To listen to Nebraska fans today, you would think that OU and NU fans gathered prior to the game for a Thanksgiving bonfire and sang “Kumbaya,” then hugged and wished each other luck before taking their seats at the stadium. That didn’t happen. What happened is we would find out which hotel the Sooners were staying, get the room numbers of star players and keep them up all night by calling every hour.

So where did the rhetoric of a respectful rivalry come from? Colorado. In 1982 Bill McCartney arrived at CU, a floundering program that had no rival. At the time, the “Big 8” conference was accurate numerically, but the adjective was misleading. There was nothing “Big” about Kansas, Kansas State, Iowa State or Oklahoma State. Once in a great while, Colorado or Missouri would challenge for the conference title, but from 1968-1996, either Nebraska or Oklahoma represented the Big 8 in the Orange Bowl 21 times (22 if you count both teams in ’79). It was the Big 2 and Little 6. Subtract either Oklahoma or Nebraska from the conference and you have a sober, more boring version of the WAC.

McCartney targeted Nebraska by making the Huskers CU’s red letter game. For the Huskers it was laughable. To be a rivalry, one team couldn’t win all of the time. CU did win in 1986, a fluke. Then they won in ’89 and ’90 and forced a tie in ’91. Nebraska’s response? “Oklahoma is our rival, we just don’t like you.”

See, despite our hatred for OU, they were a beauty queen in the college football world. Our association with them boosted our credibility. CU, on the other hand, was the girl with the bad reputation. Their program lacked prestige and their fans were classless, snowball chucking drunks. Though Nebraskans hated CU as much, if not more than OU, any association with the Buffs would only drag down our own reputation.

But Colorado rose up at the right time for Nebraska. The NU/OU rivalry lost its luster when Switzer left the program in scandal after the ’87 season. Nebraska rolled OU to the tune of 69-7 in their last Big 8 matchup and 73-21 the year before. The annual game came to an end when the Big 12 was formed in 1996 as the teams were split into separate divisions.

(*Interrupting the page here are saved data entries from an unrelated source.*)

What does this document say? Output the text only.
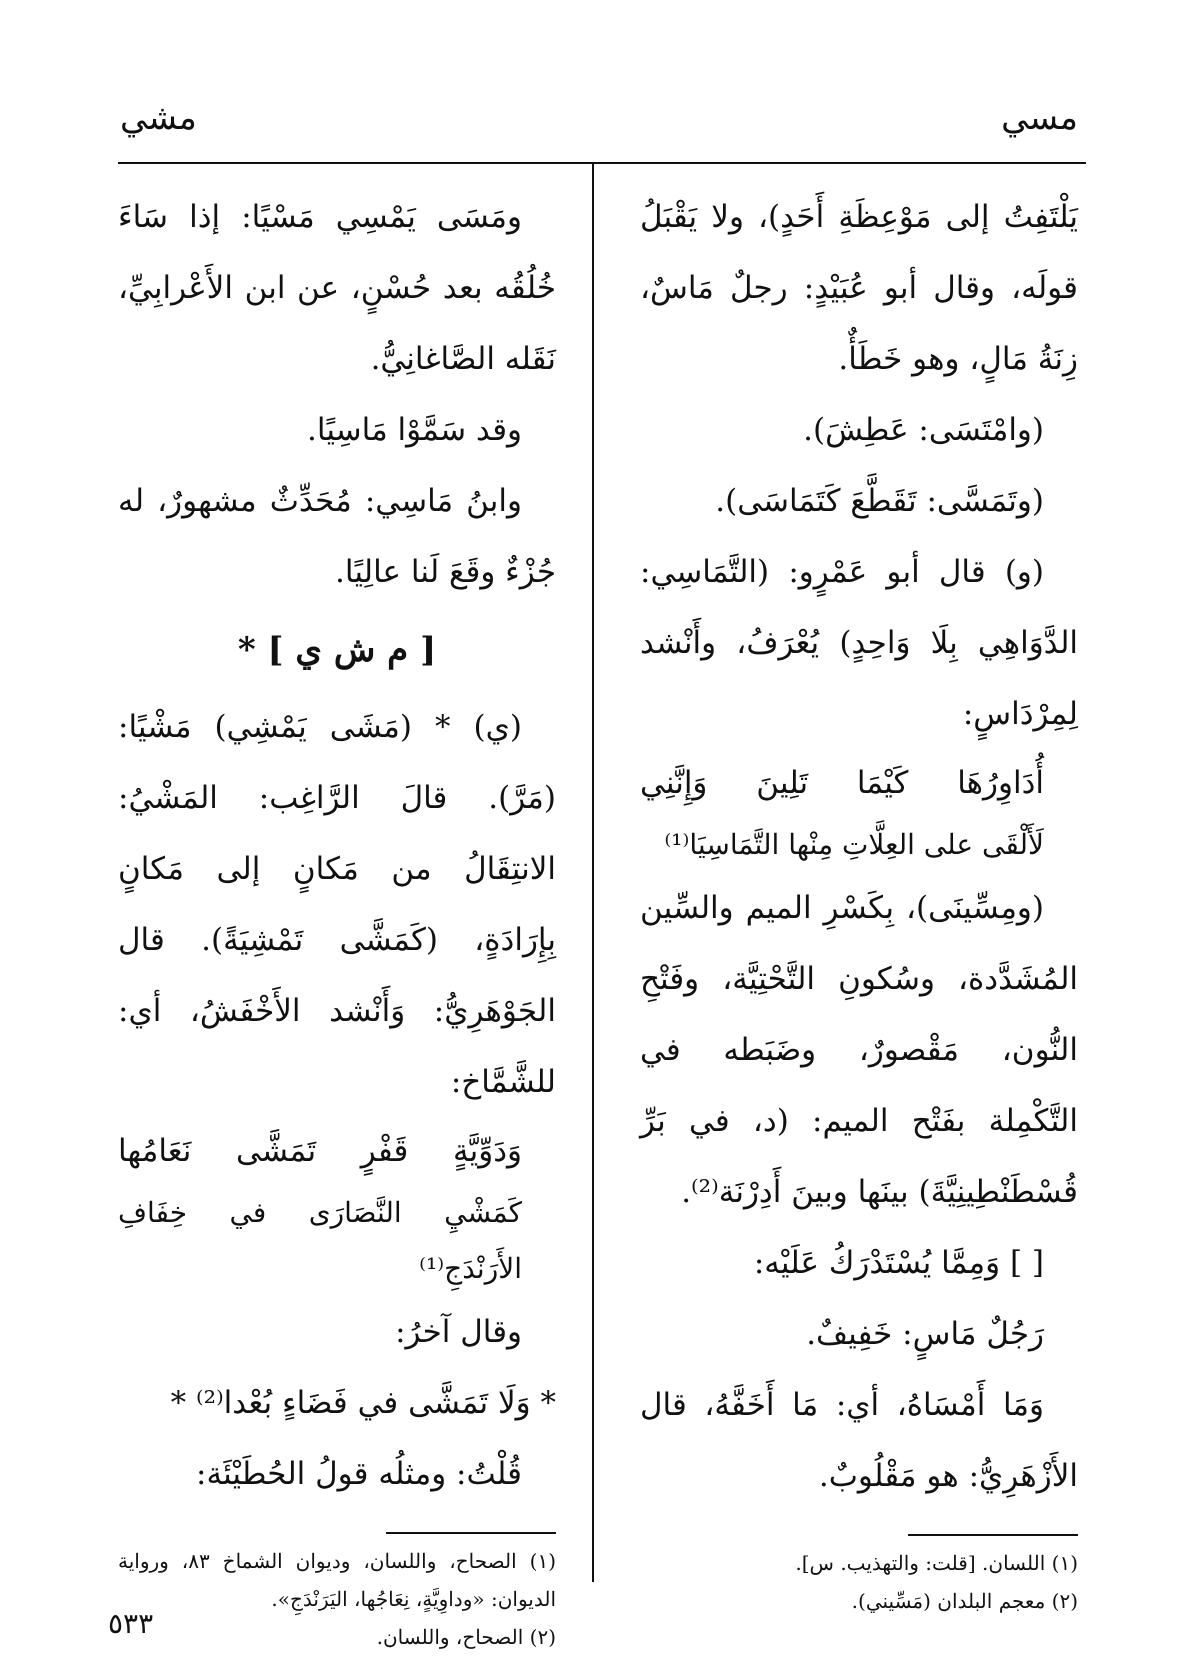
مسي
مشي

يَلْتَفِتُ إلى مَوْعِظَةِ أَحَدٍ)، ولا يَقْبَلُ قولَه، وقال أبو عُبَيْدٍ: رجلٌ مَاسٌ، زِنَةُ مَالٍ، وهو خَطَأٌ.

(وامْتَسَى: عَطِشَ).

(وتَمَسَّى: تَقَطَّعَ كَتَمَاسَى).

(و) قال أبو عَمْرٍو: (التَّمَاسِي: الدَّوَاهِي بِلَا وَاحِدٍ) يُعْرَفُ، وأَنْشد لِمِرْدَاسٍ:

أُدَاوِرُهَا كَيْمَا تَلِينَ وَإِنَّنِي

لَأَلْقَى على العِلَّاتِ مِنْها التَّمَاسِيَا⁽¹⁾

(ومِسِّينَى)، بِكَسْرِ الميم والسِّين المُشَدَّدة، وسُكونِ التَّحْتِيَّة، وفَتْحِ النُّون، مَقْصورٌ، وضَبَطه في التَّكْمِلة بفَتْح الميم: (د، في بَرِّ قُسْطَنْطِينِيَّةَ) بينَها وبينَ أَدِرْنَة⁽²⁾.

[ ] وَمِمَّا يُسْتَدْرَكُ عَلَيْه:

رَجُلٌ مَاسٍ: خَفِيفٌ.

وَمَا أَمْسَاهُ، أي: مَا أَخَفَّهُ، قال الأَزْهَرِيُّ: هو مَقْلُوبٌ.

(١) اللسان. [قلت: والتهذيب. س].

(٢) معجم البلدان (مَسِّيني).

ومَسَى يَمْسِي مَسْيًا: إذا سَاءَ خُلُقُه بعد حُسْنٍ، عن ابن الأَعْرابِيِّ، نَقَله الصَّاغانِيُّ.

وقد سَمَّوْا مَاسِيًا.

وابنُ مَاسِي: مُحَدِّثٌ مشهورٌ، له جُزْءٌ وقَعَ لَنا عالِيًا.

[ م ش ي ] *

(ي) * (مَشَى يَمْشِي) مَشْيًا: (مَرَّ). قالَ الرَّاغِب: المَشْيُ: الانتِقَالُ من مَكانٍ إلى مَكانٍ بِإِرَادَةٍ، (كَمَشَّى تَمْشِيَةً). قال الجَوْهَرِيُّ: وَأَنْشد الأَخْفَشُ، أي: للشَّمَّاخ:

وَدَوِّيَّةٍ قَفْرٍ تَمَشَّى نَعَامُها

كَمَشْيِ النَّصَارَى في خِفَافِ الأَرَنْدَجِ⁽¹⁾

وقال آخرُ:

* وَلَا تَمَشَّى في فَضَاءٍ بُعْدا⁽²⁾ *

قُلْتُ: ومثلُه قولُ الحُطَيْئَة:

(١) الصحاح، واللسان، وديوان الشماخ ٨٣، ورواية الديوان: «وداوِيَّةٍ، نِعَاجُها، اليَرَنْدَجِ».

(٢) الصحاح، واللسان.

٥٣٣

OU had a new girlfriend in the form of Texas. They had been discretely seeing each other in the Cotton Bowl for years, but OU let Nebraska finally know where their allegiance lies. Oh well. I hear the two of them are happy and moving to the south in the near future. Meanwhile, Nebraska relocated to the Great Lakes and the success that the Huskers experienced in the Big 8, and Big 12 hasn’t followed them. Part of the problem is NU hasn’t found its OU. I mean, it’s hard to get amped for an 11:00 a.m. kickoff against Northwestern with fourth place in the West Division on the line.

It’s a different world than it was 50 years ago when Nebraska and Oklahoma played the Game of the Century. Saturday reminds me of an episode of “The Andy Griffith Show” where Andy reunites with his high school sweetheart at their class reunion. Once again the sparks fly and the memories are fond, but as they spend more time together they realize why they split up in the first place.